A drug already carrying years of human safety data from trials for Parkinson’s disease and ALS just produced a striking result in a different disease altogether. Researchers at Monash University gave the compound to mice bred to develop Alzheimer’s, then watched what happened inside the animals’ brains over eight weeks of treatment. Numbers from that study point less toward killing off diseased tissue and more toward repairing a system the brain already owns.

Toxic protein levels dropped once treatment began. Memory scores climbed as well. None of it happened in a human patient yet, but researchers say the path toward testing one just got shorter.

A Copper Compound Built for Other Diseases

Monash University researchers tested a copper-based compound called Cu(ATSM) on APP/PS1 mice, a genetic strain bred to develop Alzheimer’s-like brain disease. Scientists dosed the animals at 30 milligrams per kilogram daily for 56 days, then compared brain tissue and behavior against untreated mice from the same colony. Findings appeared June 15 in the journal ACS Chemical Neuroscience.

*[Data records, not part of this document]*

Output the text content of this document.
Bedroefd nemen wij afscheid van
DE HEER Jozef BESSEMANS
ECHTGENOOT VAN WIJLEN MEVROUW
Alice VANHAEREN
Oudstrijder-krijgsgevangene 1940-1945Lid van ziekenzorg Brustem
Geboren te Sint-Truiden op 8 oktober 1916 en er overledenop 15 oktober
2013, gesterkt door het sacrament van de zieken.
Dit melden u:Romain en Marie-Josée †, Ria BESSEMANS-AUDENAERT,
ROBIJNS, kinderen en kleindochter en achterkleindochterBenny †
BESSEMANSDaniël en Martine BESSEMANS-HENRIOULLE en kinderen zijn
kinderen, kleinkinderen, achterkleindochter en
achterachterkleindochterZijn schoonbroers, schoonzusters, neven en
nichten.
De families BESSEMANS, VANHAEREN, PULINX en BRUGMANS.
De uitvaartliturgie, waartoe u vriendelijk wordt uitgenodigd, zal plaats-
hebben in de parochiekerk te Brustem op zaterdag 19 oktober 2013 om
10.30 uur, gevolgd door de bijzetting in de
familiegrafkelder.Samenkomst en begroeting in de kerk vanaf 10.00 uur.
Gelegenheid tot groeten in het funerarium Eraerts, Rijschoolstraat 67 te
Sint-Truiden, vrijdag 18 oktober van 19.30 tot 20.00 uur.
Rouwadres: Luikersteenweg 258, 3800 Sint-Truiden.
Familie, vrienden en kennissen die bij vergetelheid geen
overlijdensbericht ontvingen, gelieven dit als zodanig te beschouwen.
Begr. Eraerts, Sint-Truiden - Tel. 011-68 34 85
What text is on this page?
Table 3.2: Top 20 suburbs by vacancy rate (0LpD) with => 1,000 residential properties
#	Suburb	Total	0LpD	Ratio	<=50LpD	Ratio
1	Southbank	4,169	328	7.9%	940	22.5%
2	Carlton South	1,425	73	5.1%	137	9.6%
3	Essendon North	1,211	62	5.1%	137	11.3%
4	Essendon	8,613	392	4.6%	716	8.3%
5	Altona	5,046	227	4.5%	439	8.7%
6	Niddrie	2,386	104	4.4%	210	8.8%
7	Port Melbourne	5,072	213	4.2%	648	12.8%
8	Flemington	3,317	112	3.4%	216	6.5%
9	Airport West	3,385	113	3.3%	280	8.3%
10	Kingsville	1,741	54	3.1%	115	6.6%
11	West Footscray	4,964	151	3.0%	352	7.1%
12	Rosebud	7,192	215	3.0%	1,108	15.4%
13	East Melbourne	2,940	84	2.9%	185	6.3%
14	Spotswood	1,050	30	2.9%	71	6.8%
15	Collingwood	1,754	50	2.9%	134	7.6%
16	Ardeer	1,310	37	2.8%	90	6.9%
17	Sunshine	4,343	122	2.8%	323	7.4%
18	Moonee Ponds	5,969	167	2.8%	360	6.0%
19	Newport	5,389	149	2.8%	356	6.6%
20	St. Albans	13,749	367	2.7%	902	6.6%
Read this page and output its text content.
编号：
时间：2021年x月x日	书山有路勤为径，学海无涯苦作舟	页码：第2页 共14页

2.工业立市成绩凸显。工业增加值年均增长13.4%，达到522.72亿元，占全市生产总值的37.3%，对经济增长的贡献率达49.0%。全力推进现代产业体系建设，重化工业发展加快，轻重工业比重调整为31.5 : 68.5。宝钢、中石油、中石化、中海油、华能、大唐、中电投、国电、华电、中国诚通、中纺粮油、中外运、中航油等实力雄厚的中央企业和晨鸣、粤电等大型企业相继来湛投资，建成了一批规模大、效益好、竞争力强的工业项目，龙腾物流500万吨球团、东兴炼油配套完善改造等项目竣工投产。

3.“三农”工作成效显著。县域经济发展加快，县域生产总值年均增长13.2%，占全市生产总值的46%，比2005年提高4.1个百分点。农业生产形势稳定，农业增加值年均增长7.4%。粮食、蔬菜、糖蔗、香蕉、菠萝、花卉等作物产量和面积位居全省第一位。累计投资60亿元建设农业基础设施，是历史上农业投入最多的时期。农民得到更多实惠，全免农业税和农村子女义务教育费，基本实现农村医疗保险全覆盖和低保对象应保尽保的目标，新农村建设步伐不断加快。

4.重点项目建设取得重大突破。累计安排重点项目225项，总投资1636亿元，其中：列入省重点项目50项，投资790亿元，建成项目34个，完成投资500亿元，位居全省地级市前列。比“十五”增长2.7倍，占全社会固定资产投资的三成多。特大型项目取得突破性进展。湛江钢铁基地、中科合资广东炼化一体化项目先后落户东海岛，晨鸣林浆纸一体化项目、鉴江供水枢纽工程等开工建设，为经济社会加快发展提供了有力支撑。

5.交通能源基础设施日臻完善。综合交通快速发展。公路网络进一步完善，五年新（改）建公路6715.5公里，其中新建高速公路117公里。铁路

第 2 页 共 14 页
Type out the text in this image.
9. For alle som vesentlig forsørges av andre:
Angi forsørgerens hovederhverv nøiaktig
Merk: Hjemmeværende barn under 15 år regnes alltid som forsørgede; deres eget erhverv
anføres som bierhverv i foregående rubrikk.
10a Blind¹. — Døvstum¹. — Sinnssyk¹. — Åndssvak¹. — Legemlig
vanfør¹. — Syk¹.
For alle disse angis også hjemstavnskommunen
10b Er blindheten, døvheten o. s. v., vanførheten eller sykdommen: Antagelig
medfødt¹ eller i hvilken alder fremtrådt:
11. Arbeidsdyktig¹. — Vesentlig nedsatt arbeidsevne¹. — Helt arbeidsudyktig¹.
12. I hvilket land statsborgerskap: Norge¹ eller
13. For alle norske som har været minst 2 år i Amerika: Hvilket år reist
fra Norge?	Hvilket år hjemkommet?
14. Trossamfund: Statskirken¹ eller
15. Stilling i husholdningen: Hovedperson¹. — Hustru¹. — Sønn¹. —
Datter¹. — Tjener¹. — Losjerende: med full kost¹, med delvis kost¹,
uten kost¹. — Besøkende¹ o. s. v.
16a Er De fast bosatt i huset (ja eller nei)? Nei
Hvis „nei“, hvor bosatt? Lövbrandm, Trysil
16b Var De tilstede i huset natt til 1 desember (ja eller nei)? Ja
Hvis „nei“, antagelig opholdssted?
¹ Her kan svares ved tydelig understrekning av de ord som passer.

Researchers didn’t design Cu(ATSM) with Alzheimer’s in mind. Doctors have already tested the compound in human trials for Parkinson’s disease and ALS, conditions unrelated to dementia beyond sharing damage to the nervous system. Earlier testing gave researchers a head start most new drugs never get. Safety data from real patients already existed, gathered years before anyone tried the compound on Alzheimer’s.

Why Toxic Protein Piles up in the Brain

A protein called amyloid-beta drives Alzheimer’s disease. Brain cells produce amyloid-beta as part of ordinary function, and a healthy brain flushes it out through blood vessels lining the skull. Specialized pumps called P-glycoprotein, known as P-gp, sit at the blood-brain barrier and push amyloid-beta out into the bloodstream, where the body disposes of it.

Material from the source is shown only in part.